Knee sleeves or NO knee sleeves. It depends on each persons’ situation; we have broken it down into 5 criteria so that you can decide if knee sleeves are a tool you want to implement into training.
1. Knee sleeves can be a helpful tool because they provide additional support around the knee joint, this may be important especially when lifting heavier weights or doing high repetition exercises. Knee sleeves are not always needed but have the most impact when squatting, lunging, or jumping. These movements place the most stress on the knee joint because of bending during squatting or the high impact from jumping.
2. If you can squat without pain or do not typically train using heavy weights or high repetition exercises, your knees will likely hold up just fine without additional support from knee sleeves.
3. Knee sleeves may be beneficial for some athletes looking for pain relief, reduced swelling, or providing additional support around the knee to actively minimize muscle soreness and minor injuries.
4. Here’s how sleeves work: through compression, they provide the sensation of support and increased awareness of your knee.
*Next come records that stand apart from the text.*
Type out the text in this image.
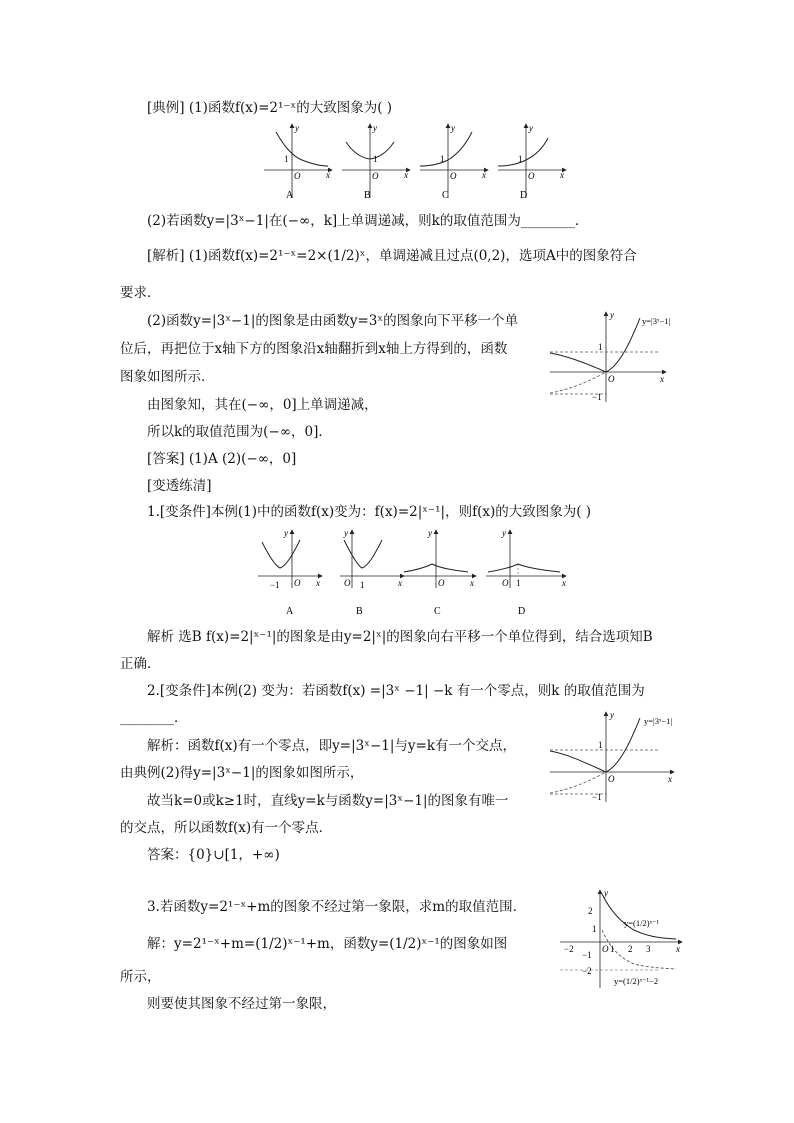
[典例] (1)函数f(x)=2¹⁻ˣ的大致图象为( )
1
O	x
y
A
1
O	x
y
B
1
O	x
y
C
1
O	x
y
D
(2)若函数y=|3ˣ−1|在(−∞，k]上单调递减，则k的取值范围为________．
[解析] (1)函数f(x)=2¹⁻ˣ=2×(1/2)ˣ，单调递减且过点(0,2)，选项A中的图象符合
要求．
(2)函数y=|3ˣ−1|的图象是由函数y=3ˣ的图象向下平移一个单
位后，再把位于x轴下方的图象沿x轴翻折到x轴上方得到的，函数
图象如图所示．
1
O
−1
x
y
y=|3ˣ−1|
由图象知，其在(−∞，0]上单调递减，
所以k的取值范围为(−∞，0]．
[答案] (1)A (2)(−∞，0]
[变透练清]
1.[变条件]本例(1)中的函数f(x)变为：f(x)=2|ˣ⁻¹|，则f(x)的大致图象为( )
−1 O x
y
A
O 1	x
y
B
O	x
y
C
O 1	x
y
D
解析 选B f(x)=2|ˣ⁻¹|的图象是由y=2|ˣ|的图象向右平移一个单位得到，结合选项知B
正确．
2.[变条件]本例(2) 变为：若函数f(x) =|3ˣ −1| −k 有一个零点，则k 的取值范围为
________．
解析：函数f(x)有一个零点，即y=|3ˣ−1|与y=k有一个交点，
由典例(2)得y=|3ˣ−1|的图象如图所示，
1
O
−1
x
y
y=|3ˣ−1|
故当k=0或k≥1时，直线y=k与函数y=|3ˣ−1|的图象有唯一
的交点，所以函数f(x)有一个零点．
答案：{0}∪[1，+∞)
3.若函数y=2¹⁻ˣ+m的图象不经过第一象限，求m的取值范围．
解：y=2¹⁻ˣ+m=(1/2)ˣ⁻¹+m，函数y=(1/2)ˣ⁻¹的图象如图
所示，
则要使其图象不经过第一象限，
2
1
O
−1
−2
−2	1 2 3	x
y
y=(1/2)ˣ⁻¹
y=(1/2)ˣ⁻¹−2
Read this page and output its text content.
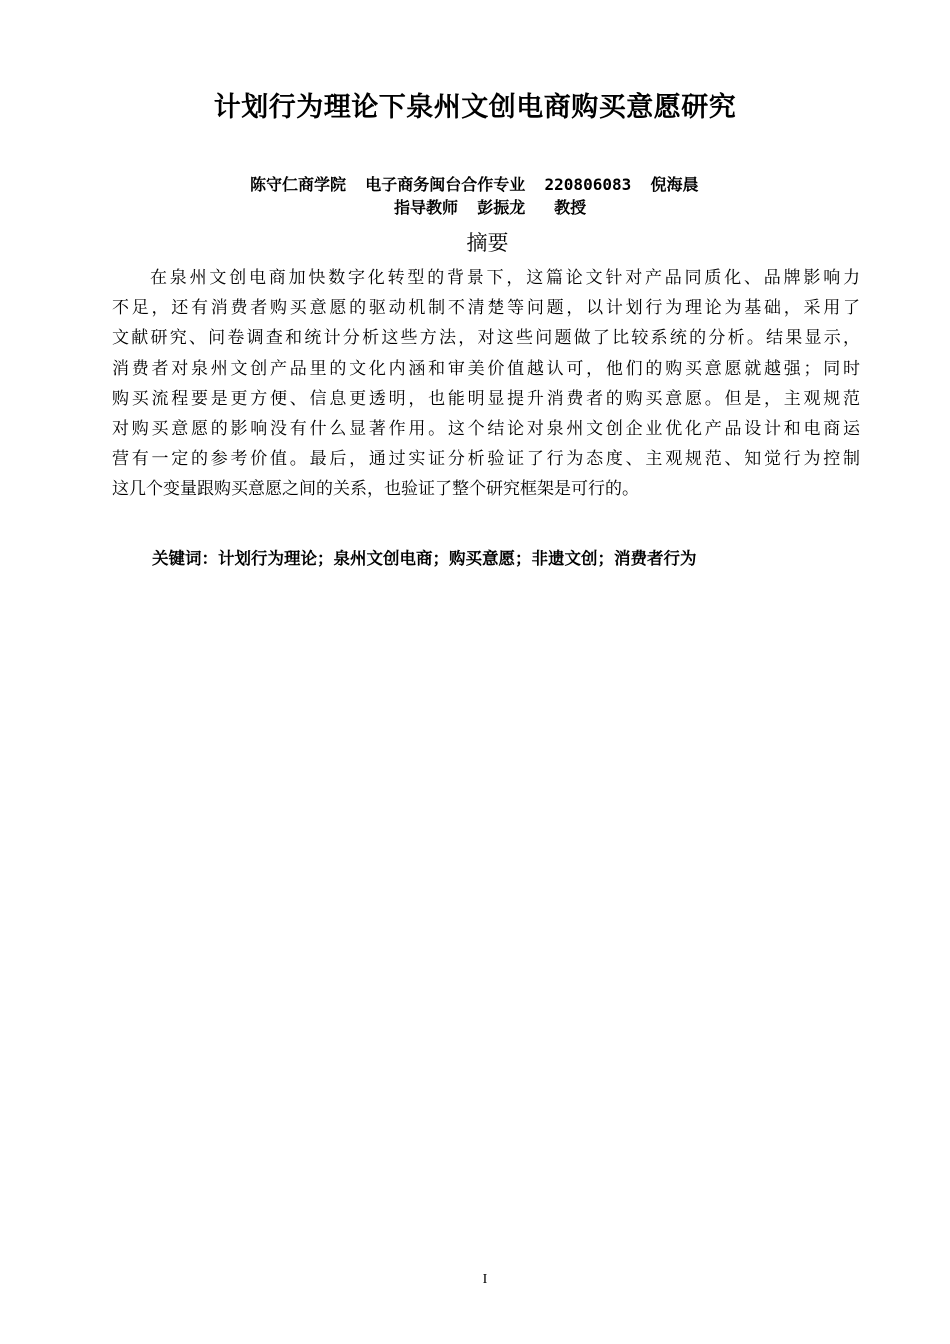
计划行为理论下泉州文创电商购买意愿研究
陈守仁商学院  电子商务闽台合作专业  220806083  倪海晨
指导教师  彭振龙   教授
摘要
在泉州文创电商加快数字化转型的背景下，这篇论文针对产品同质化、品牌影响力
不足，还有消费者购买意愿的驱动机制不清楚等问题，以计划行为理论为基础，采用了
文献研究、问卷调查和统计分析这些方法，对这些问题做了比较系统的分析。结果显示，
消费者对泉州文创产品里的文化内涵和审美价值越认可，他们的购买意愿就越强；同时
购买流程要是更方便、信息更透明，也能明显提升消费者的购买意愿。但是，主观规范
对购买意愿的影响没有什么显著作用。这个结论对泉州文创企业优化产品设计和电商运
营有一定的参考价值。最后，通过实证分析验证了行为态度、主观规范、知觉行为控制
这几个变量跟购买意愿之间的关系，也验证了整个研究框架是可行的。
关键词：计划行为理论；泉州文创电商；购买意愿；非遗文创；消费者行为
I
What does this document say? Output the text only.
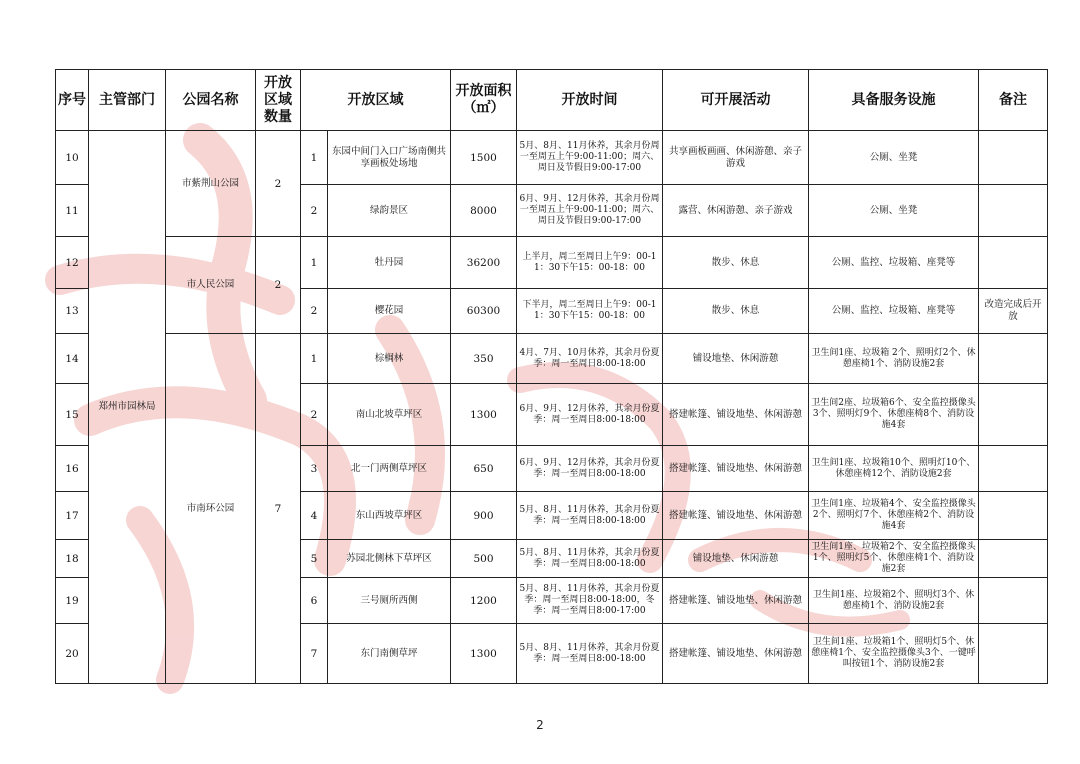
序号	主管部门	公园名称	开放区域数量	开放区域		开放面积（㎡）	开放时间	可开展活动	具备服务设施	备注
10	郑州市园林局	市紫荆山公园	2	1	东园中间门入口广场南侧共享画板处场地	1500	5月、8月、11月休养，其余月份周一至周五上午9:00-11:00；周六、周日及节假日9:00-17:00	共享画板画画、休闲游憩、亲子游戏	公厕、坐凳	
11				2	绿韵景区	8000	6月、9月、12月休养，其余月份周一至周五上午9:00-11:00；周六、周日及节假日9:00-17:00	露营、休闲游憩、亲子游戏	公厕、坐凳	
12		市人民公园	2	1	牡丹园	36200	上半月，周二至周日上午9：00-11：30下午15：00-18：00	散步、休息	公厕、监控、垃圾箱、座凳等	
13				2	樱花园	60300	下半月，周二至周日上午9：00-11：30下午15：00-18：00	散步、休息	公厕、监控、垃圾箱、座凳等	改造完成后开放
14		市南环公园	7	1	棕榈林	350	4月、7月、10月休养，其余月份夏季：周一至周日8:00-18:00	铺设地垫、休闲游憩	卫生间1座、垃圾箱 2个、照明灯2个、休憩座椅1个、消防设施2套	
15				2	南山北坡草坪区	1300	6月、9月、12月休养，其余月份夏季：周一至周日8:00-18:00	搭建帐篷、铺设地垫、休闲游憩	卫生间2座、垃圾箱6个、安全监控摄像头3个、照明灯9个、休憩座椅8个、消防设施4套	
16				3	北一门两侧草坪区	650	6月、9月、12月休养，其余月份夏季：周一至周日8:00-18:00	搭建帐篷、铺设地垫、休闲游憩	卫生间1座、垃圾箱10个、照明灯10个、休憩座椅12个、消防设施2套	
17				4	东山西坡草坪区	900	5月、8月、11月休养，其余月份夏季：周一至周日8:00-18:00	搭建帐篷、铺设地垫、休闲游憩	卫生间1座、垃圾箱4个、安全监控摄像头2个、照明灯7个、休憩座椅2个、消防设施4套	
18				5	苏园北侧林下草坪区	500	5月、8月、11月休养，其余月份夏季：周一至周日8:00-18:00	铺设地垫、休闲游憩	卫生间1座、垃圾箱2个、安全监控摄像头1个、照明灯5个、休憩座椅1个、消防设施2套	
19				6	三号厕所西侧	1200	5月、8月、11月休养，其余月份夏季：周一至周日8:00-18:00，冬季：周一至周日8:00-17:00	搭建帐篷、铺设地垫、休闲游憩	卫生间1座、垃圾箱2个、照明灯3个、休憩座椅1个、消防设施2套	
20				7	东门南侧草坪	1300	5月、8月、11月休养，其余月份夏季：周一至周日8:00-18:00	搭建帐篷、铺设地垫、休闲游憩	卫生间1座、垃圾箱1个、照明灯5个、休憩座椅1个、安全监控摄像头3个、一键呼叫按钮1个、消防设施2套	
2
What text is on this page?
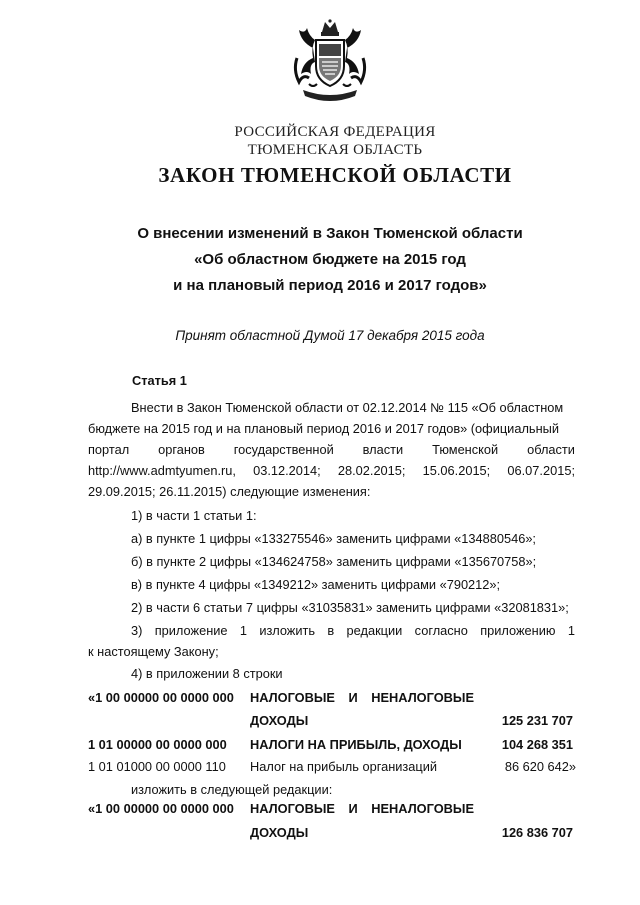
РОССИЙСКАЯ ФЕДЕРАЦИЯ
ТЮМЕНСКАЯ ОБЛАСТЬ
ЗАКОН ТЮМЕНСКОЙ ОБЛАСТИ
О внесении изменений в Закон Тюменской области
«Об областном бюджете на 2015 год
и на плановый период 2016 и 2017 годов»
Принят областной Думой 17 декабря 2015 года
Статья 1
Внести в Закон Тюменской области от 02.12.2014 № 115 «Об областном
бюджете на 2015 год и на плановый период 2016 и 2017 годов» (официальный
портал органов государственной власти Тюменской области
http://www.admtyumen.ru, 03.12.2014; 28.02.2015; 15.06.2015; 06.07.2015;
29.09.2015; 26.11.2015) следующие изменения:
1) в части 1 статьи 1:
а) в пункте 1 цифры «133275546» заменить цифрами «134880546»;
б) в пункте 2 цифры «134624758» заменить цифрами «135670758»;
в) в пункте 4 цифры «1349212» заменить цифрами «790212»;
2) в части 6 статьи 7 цифры «31035831» заменить цифрами «32081831»;
3) приложение 1 изложить в редакции согласно приложению 1
к настоящему Закону;
4) в приложении 8 строки
«1 00 00000 00 0000 000 НАЛОГОВЫЕ И НЕНАЛОГОВЫЕ
ДОХОДЫ	125 231 707
1 01 00000 00 0000 000 НАЛОГИ НА ПРИБЫЛЬ, ДОХОДЫ	104 268 351
1 01 01000 00 0000 110 Налог на прибыль организаций	86 620 642»
изложить в следующей редакции:
«1 00 00000 00 0000 000 НАЛОГОВЫЕ И НЕНАЛОГОВЫЕ
ДОХОДЫ	126 836 707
It is the same as wrapping your hands around your knee (your attention focuses on that area) so you are more mindful of the position of your knee. Also, they help to warm the knees quickly because there’s no breathability. Just like a proper warm up, having warm joints is thought to reduce chances of injury. Additionally, compression helps to reduce pain by increasing blood flow to the area, reduce swelling, and providing the joint with extra support.
5. Knee sleeves will be more beneficial if you squat or bend your knee beyond 90 degrees or “parallel to the ground.” The compression from the knee sleeves at this depth will help create a “spring” effect, where you feel the additional support from the sleeve. If you do not squat beyond 90 degrees or “parallel to the ground,” the benefit from the knee sleeve is based on the previous criterion.
Although there are benefits to their use, knee sleeves will not protect against poor mechanics; it’s important to be certain you are lifting with proper form for healthy joint motion and injury prevention. If you have pain or swelling with exercises that do not resolve after activity, or get worse with activities, seek a healthcare specialist. Their education in assessing movement and exercise-related injuries can help provide you with a plan for recovery and moving better safely!